Listening to the media over the past few months, no business leader can have escaped the coverage of angry protests in Wall Street, St Paul's and around the world. While those protests were mainly directed towards the financial and banking sector, it does give all of us food for thought about the importance of responsible and ethical management in any business and about how we present ourselves and our activities to the outside world.
Not that I come at this from any 'holier than thou' perspective - I would be very wary of anyone who claims to get the concept of 'ethical or responsible' completely right all the time. The pressures placed on us cause all sorts of dilemmas. That said, I do believe that if you set out to lead an organisation using a set of values and behaviours that can stand scrutiny and approval externally, which you can live by as a role model in a way that's genuine, then your organisation will be able to go about its business in a productive and competitive way. Its reputation will be based not only on what it does but how it does it.
So how do you decide what those values should be? Within a month of taking up my role at Northumbrian Water, I was talking to employees and asking them what they thought we stood for and what sort of business we were. What would people say about us and what would we like them to be saying? People spoke of the need to be ethical and collaborative, among other things. It was very important to preserve these values because they resonated within the organisation.
We needed to think about introducing values that would be important in moving us in the right direction, and it became very important to use measures so that people could see we were serious about our values. What would they mean for middle managers? What would they mean for the board? What would they mean for me? What would we be doing or not doing if we were living by those values? The challenge was to make standards completely transparent so that everybody could see what we expected of people at their different levels.
If you are really serious about living your values then they very quickly become a touchstone for all you do. One of the values we have in Northumbrian Water is to be ethical in all we do. For example, in business process, we ensure that as much of our supply chain as possible is secured locally (currently 63%). This gives back to our local economy by creating jobs and also reduces our carbon footprint. We also ensure the natural environments we are responsible for are managed in a way that improves their ecological health. Managers are targeted and rewarded for finding ways to 'live the values' in their part of the organisation. There are also some great networking organisations, such as Business in the Community, where you can meet and share good practice with other values-driven businesses.
But process and targets are only one way of getting an organisation to act in an ethical and responsible way; the key factor is really the culture, and the biggest influence on that is always going to be the leaders. You can't duck the impact of 'you'. I don't think anyone expects their bosses to be saints, any more than they are saints themselves, but if you want your organisation to do the right thing then the lead will come from the things that you give importance to and speak about.
I spend a lot of my time out and about in the business, which gives me lots of opportunities to discuss colleagues' everyday issues with them. Having those conversations gives credence to what the company values really mean. If you are open and transparent, then people will not shy away from giving you honest feedback about the business behaviours that are embedded in your organisation. That feedback, coupled with tools such as employee surveys, tells you how alive your values are. Then the test comes in how you act to put right what isn't right and reinforce what is. Sometimes I have to be strong and push back and be frank about why I can't do things the way they would like, but at least we all know where I stand. But if we are straying from our stated values, then I know my credibility stands or falls on what I choose to do about that.
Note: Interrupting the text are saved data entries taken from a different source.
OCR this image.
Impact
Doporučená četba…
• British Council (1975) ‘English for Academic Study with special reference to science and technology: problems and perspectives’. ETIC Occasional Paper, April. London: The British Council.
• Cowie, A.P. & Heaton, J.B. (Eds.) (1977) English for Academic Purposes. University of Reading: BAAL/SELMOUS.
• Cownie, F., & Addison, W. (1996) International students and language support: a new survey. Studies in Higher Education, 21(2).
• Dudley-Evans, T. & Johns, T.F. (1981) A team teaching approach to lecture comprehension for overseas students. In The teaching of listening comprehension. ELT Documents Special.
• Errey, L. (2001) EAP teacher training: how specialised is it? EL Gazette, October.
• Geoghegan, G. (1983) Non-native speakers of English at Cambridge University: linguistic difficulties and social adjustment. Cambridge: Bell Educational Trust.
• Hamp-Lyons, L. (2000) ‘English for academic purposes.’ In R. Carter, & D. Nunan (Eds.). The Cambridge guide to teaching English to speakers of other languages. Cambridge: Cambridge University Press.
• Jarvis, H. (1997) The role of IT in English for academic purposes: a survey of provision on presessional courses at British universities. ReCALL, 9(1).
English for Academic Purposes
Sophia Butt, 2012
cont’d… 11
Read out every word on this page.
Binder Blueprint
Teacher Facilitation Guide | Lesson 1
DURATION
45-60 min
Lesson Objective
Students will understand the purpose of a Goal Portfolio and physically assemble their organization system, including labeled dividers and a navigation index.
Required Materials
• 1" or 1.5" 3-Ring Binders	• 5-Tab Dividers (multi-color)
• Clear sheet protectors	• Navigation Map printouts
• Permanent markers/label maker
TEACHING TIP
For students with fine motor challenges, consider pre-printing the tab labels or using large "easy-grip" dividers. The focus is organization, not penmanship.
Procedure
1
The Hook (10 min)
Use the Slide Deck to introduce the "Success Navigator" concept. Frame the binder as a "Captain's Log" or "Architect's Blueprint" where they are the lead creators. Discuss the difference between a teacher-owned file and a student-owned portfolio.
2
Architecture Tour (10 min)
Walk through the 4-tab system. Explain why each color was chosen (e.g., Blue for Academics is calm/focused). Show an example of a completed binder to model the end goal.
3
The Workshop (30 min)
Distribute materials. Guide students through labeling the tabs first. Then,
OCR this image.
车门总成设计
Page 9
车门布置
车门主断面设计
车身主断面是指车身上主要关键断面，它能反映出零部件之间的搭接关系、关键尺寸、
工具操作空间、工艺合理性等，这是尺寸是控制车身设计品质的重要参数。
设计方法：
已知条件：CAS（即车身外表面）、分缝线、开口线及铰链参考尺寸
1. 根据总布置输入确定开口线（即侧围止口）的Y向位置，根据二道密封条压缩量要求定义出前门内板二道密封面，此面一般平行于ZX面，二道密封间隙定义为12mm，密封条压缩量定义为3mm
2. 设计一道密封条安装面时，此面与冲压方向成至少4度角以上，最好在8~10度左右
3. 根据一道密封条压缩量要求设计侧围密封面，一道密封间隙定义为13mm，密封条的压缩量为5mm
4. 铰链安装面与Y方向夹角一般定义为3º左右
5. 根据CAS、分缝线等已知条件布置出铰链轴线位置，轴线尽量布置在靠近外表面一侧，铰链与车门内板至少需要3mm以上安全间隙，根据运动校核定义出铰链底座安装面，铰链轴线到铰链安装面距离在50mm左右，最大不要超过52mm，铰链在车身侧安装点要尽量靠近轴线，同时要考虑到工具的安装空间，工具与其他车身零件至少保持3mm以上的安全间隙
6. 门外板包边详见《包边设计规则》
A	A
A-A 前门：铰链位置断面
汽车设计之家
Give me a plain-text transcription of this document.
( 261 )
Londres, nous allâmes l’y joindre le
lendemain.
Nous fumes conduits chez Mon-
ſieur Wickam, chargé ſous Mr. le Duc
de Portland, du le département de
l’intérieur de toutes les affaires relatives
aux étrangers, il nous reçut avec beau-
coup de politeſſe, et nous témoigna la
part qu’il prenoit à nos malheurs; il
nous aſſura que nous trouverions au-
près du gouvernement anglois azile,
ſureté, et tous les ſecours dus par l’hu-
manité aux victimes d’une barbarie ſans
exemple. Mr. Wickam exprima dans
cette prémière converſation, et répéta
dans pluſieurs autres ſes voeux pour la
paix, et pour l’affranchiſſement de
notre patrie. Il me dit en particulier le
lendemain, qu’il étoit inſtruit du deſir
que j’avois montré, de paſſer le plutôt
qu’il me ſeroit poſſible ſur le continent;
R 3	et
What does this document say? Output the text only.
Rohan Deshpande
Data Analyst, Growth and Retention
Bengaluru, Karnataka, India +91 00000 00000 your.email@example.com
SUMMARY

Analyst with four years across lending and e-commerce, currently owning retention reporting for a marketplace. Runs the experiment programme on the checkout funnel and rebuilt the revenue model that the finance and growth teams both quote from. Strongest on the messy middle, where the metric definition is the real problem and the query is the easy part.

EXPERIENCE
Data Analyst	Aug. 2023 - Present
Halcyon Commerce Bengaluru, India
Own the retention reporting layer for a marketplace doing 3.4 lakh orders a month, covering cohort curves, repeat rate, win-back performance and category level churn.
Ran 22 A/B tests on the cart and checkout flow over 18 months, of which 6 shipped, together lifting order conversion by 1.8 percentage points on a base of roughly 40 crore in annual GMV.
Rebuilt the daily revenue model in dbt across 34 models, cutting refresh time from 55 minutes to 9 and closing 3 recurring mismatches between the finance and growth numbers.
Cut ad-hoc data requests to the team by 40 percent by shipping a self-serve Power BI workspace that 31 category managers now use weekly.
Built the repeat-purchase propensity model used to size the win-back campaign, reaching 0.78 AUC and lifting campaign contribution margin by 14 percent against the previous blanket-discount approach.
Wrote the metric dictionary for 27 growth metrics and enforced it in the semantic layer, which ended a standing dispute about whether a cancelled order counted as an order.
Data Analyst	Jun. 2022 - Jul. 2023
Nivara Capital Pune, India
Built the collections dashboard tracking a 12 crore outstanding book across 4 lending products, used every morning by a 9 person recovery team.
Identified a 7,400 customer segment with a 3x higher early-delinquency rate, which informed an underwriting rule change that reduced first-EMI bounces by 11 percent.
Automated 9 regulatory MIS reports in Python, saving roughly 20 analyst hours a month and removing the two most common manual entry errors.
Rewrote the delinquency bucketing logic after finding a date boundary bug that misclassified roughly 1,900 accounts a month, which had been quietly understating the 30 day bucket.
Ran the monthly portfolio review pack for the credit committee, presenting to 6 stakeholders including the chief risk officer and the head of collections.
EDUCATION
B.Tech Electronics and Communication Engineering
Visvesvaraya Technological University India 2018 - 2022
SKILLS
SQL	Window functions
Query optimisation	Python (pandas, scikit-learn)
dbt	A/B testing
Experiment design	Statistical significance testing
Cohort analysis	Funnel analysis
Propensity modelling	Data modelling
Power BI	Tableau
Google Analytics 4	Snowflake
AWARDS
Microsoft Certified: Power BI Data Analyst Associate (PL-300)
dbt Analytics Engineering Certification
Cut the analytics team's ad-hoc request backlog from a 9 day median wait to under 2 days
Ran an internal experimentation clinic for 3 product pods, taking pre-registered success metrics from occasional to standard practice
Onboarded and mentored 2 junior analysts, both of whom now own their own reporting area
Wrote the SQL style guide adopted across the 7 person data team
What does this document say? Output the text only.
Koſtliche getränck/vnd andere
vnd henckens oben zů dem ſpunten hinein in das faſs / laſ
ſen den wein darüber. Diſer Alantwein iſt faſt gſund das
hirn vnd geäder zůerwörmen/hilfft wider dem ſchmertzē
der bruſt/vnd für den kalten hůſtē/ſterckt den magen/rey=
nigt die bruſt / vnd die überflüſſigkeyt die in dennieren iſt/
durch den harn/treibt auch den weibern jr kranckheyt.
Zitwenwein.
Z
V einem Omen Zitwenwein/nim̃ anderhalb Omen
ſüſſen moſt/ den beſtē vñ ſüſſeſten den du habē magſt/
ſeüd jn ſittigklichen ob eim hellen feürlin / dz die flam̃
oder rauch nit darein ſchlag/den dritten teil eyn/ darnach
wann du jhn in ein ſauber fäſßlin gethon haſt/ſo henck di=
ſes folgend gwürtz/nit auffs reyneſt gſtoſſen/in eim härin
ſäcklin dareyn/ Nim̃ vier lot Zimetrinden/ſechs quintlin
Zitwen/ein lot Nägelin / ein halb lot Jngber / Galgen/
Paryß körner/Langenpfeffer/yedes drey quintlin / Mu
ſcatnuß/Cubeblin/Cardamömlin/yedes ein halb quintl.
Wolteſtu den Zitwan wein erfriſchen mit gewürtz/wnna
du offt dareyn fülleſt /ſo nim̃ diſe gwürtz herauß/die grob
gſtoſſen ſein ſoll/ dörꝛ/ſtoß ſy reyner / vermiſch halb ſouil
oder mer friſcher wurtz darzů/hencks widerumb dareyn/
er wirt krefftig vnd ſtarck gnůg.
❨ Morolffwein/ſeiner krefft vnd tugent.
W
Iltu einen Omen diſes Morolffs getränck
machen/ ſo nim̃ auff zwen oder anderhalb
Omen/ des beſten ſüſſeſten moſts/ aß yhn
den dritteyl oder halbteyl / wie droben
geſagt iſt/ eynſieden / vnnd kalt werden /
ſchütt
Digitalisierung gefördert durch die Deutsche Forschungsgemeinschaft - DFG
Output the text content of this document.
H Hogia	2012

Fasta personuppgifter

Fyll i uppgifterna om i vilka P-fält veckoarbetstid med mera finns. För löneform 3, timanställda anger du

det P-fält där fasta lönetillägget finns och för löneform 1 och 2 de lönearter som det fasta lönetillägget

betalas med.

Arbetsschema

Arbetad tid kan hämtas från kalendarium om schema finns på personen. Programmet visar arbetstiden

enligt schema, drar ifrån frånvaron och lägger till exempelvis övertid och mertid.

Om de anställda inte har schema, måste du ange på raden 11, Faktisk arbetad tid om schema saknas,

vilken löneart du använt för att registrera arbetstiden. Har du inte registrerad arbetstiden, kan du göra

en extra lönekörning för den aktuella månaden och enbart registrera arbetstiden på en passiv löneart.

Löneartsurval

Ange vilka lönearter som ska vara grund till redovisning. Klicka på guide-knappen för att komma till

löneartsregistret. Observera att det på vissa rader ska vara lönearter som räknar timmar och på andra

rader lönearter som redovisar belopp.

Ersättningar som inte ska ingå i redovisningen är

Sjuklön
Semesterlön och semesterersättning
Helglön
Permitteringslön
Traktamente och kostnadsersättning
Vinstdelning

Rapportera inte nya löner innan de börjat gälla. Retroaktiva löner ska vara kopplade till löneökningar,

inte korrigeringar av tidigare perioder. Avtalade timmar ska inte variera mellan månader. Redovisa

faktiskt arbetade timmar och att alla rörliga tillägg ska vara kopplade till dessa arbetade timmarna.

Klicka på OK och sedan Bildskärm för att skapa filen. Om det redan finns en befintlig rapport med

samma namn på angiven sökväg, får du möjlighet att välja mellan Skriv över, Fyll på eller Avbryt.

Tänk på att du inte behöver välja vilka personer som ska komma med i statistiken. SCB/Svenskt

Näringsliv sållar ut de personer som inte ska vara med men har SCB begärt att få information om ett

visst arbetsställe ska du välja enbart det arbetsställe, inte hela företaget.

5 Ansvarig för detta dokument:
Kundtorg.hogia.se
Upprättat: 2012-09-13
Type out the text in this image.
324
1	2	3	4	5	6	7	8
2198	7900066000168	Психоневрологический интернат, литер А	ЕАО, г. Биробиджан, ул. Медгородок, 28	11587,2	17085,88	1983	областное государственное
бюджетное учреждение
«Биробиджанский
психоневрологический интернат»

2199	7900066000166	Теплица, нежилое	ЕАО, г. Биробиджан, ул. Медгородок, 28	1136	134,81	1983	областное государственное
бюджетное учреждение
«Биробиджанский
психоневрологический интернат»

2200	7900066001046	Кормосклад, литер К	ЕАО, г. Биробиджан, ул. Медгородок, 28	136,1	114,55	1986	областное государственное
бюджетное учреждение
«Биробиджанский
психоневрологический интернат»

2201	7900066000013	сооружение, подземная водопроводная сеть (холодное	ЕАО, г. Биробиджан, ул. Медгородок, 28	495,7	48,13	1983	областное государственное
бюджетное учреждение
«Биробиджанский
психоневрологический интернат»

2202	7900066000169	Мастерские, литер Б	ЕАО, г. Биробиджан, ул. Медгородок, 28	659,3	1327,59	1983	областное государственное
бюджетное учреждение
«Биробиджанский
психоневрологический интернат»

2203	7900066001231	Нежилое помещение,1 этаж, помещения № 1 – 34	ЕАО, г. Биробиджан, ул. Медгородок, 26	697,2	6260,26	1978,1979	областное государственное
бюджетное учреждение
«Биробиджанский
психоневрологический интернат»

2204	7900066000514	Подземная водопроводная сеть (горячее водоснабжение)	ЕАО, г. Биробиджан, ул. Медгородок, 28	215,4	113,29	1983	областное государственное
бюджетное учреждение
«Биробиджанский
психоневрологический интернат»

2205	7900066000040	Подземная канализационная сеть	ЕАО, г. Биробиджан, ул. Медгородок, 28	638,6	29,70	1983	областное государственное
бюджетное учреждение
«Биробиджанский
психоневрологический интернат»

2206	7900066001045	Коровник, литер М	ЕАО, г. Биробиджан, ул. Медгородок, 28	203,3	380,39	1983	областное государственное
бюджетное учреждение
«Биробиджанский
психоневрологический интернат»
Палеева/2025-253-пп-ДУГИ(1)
The responsibility of leadership is a privilege and I'm conscious of the influence I have on employees' lives and others in the wider communities and environment in which we operate. Ultimately, the way you lead your business will be judged by others, which is why we also seek external feedback on how we are doing. Aside from the regulatory regime that monitors businesses like ours, we have a group of senior leaders, made up from a cross-section of organisations, which are there to challenge us from an ethical standpoint. We ask simply: 'Are we doing the right thing?' We listen, we embrace the challenge it brings and we build plans to embed different approaches.
So, if I were to sum this up in my typical, down-to-earth northern way, I would say: 'Know what you and your organisation stand for and want to be judged by, do the right thing and don't duck it when it gets tough - because everyone's watching!'
Heidi Mottram was appointed to the Northumbrian Water Group and Northumbrian Water Ltd boards as chief executive in April 2010. She joined British Rail as a general management trainee in the mid-1980s. She was commercial director for Arriva Trains Northern from January 2004, before joining Serco-Ned Railways in November 2004 as managing director, Northern Rail Ltd. Heidi was named rail business manager of the year in 2009 for being an 'inspirational leader', and was awarded an OBE in the New Year honours list 2010 for services to the rail industry.